BIP-39
Bitcoin Improvement Proposal 39 — the standard describing how random entropy becomes a 12, 18, or 24-word mnemonic. Used by virtually every modern wallet, including all major TON wallets.
Aliases: bip 39, bip0039, mnemonic standard
BIP-39 (Bitcoin Improvement Proposal 39) is the specification that defines how to generate, encode, and recover a mnemonic phrase. Adopted by the Bitcoin community in 2013, it has since become an industry default: every major TON wallet (Tonkeeper, MyTonWallet, Tonhub, in-Telegram Wallet) uses it, and so do Ethereum, Bitcoin, Solana, and most other ecosystems.
What the standard defines
BIP-39 nails down three things:
- Wordlists. A 2048-word list in eleven languages (English, Japanese, Chinese Simplified and Traditional, French, Italian, Spanish, Korean, Czech, Portuguese). English is the de facto standard on TON.

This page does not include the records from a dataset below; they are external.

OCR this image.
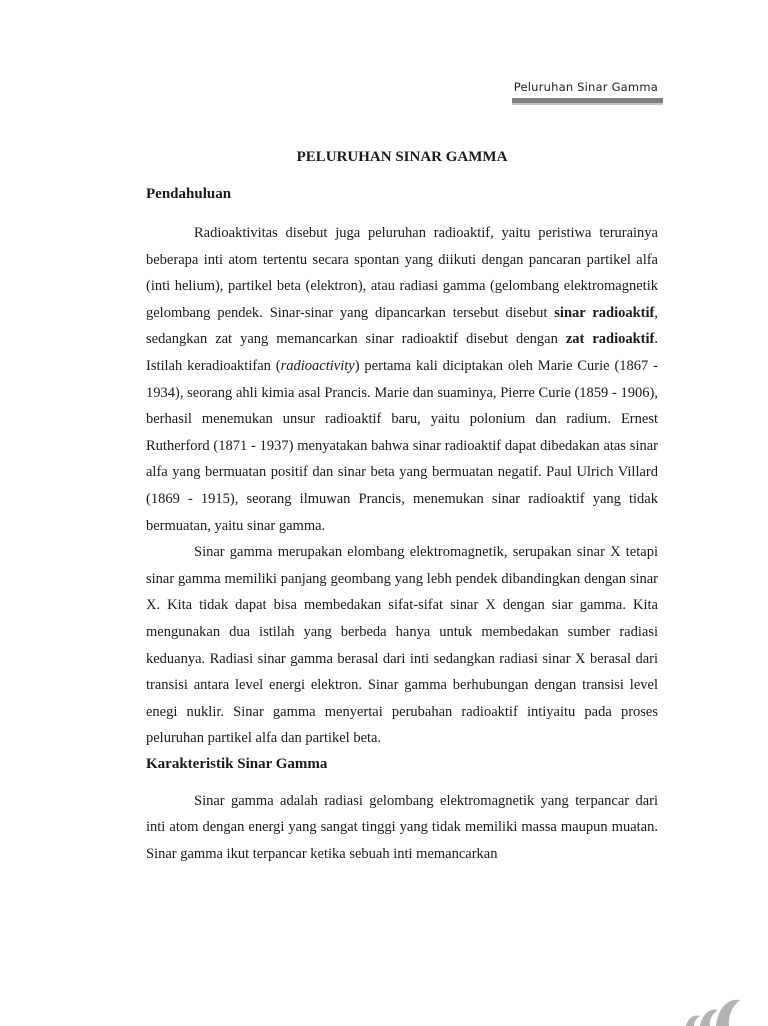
Peluruhan Sinar Gamma
PELURUHAN SINAR GAMMA
Pendahuluan

Radioaktivitas disebut juga peluruhan radioaktif, yaitu peristiwa terurainya beberapa inti atom tertentu secara spontan yang diikuti dengan pancaran partikel alfa (inti helium), partikel beta (elektron), atau radiasi gamma (gelombang elektromagnetik gelombang pendek. Sinar-sinar yang dipancarkan tersebut disebut sinar radioaktif, sedangkan zat yang memancarkan sinar radioaktif disebut dengan zat radioaktif. Istilah keradioaktifan (radioactivity) pertama kali diciptakan oleh Marie Curie (1867 - 1934), seorang ahli kimia asal Prancis. Marie dan suaminya, Pierre Curie (1859 - 1906), berhasil menemukan unsur radioaktif baru, yaitu polonium dan radium. Ernest Rutherford (1871 - 1937) menyatakan bahwa sinar radioaktif dapat dibedakan atas sinar alfa yang bermuatan positif dan sinar beta yang bermuatan negatif. Paul Ulrich Villard (1869 - 1915), seorang ilmuwan Prancis, menemukan sinar radioaktif yang tidak bermuatan, yaitu sinar gamma.

Sinar gamma merupakan elombang elektromagnetik, serupakan sinar X tetapi sinar gamma memiliki panjang geombang yang lebh pendek dibandingkan dengan sinar X. Kita tidak dapat bisa membedakan sifat-sifat sinar X dengan siar gamma. Kita mengunakan dua istilah yang berbeda hanya untuk membedakan sumber radiasi keduanya. Radiasi sinar gamma berasal dari inti sedangkan radiasi sinar X berasal dari transisi antara level energi elektron. Sinar gamma berhubungan dengan transisi level enegi nuklir. Sinar gamma menyertai perubahan radioaktif intiyaitu pada proses peluruhan partikel alfa dan partikel beta.

Karakteristik Sinar Gamma

Sinar gamma adalah radiasi gelombang elektromagnetik yang terpancar dari inti atom dengan energi yang sangat tinggi yang tidak memiliki massa maupun muatan. Sinar gamma ikut terpancar ketika sebuah inti memancarkan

- Generation algorithm. Random entropy (128, 192, or 256 bits) → SHA-256 → checksum → bits split into 11-bit groups → each group indexes into the wordlist → word.
- Seed derivation. Mnemonic + optional passphrase → PBKDF2-HMAC-SHA512 (2048 iterations) → 64-byte master seed.
Why 2048 words
11 bits per word (2¹¹ = 2048). 24 words × 11 bits = 264 bits, of which 256 are entropy and 8 are a checksum that catches typos on manual entry.
Words are chosen so that the first four letters are unique, allowing prefix input with autocomplete. The list also avoids similar-looking words and any word shorter than three characters, both to reduce input error.
TON and BIP-39
TON wallets use only the English BIP-39 wordlist and 24-word phrases. Key derivation follows a TON-specific scheme (Ed25519, path m/44'/607'/0'), but the source mnemonic is standard BIP-39. In theory the same 24-word phrase could be used in both a TON wallet and a Bitcoin or Ethereum wallet — they would produce different keys and addresses because the derivation paths differ.
Passphrase (the BIP-39 “25th word”)
An optional password mixed into the mnemonic at the PBKDF2 step. Changing it changes the master seed, hence every address. In practice TON wallets rarely use passphrases — Tonkeeper, for example, does not — while Bitcoin users (especially with Ledger) often do.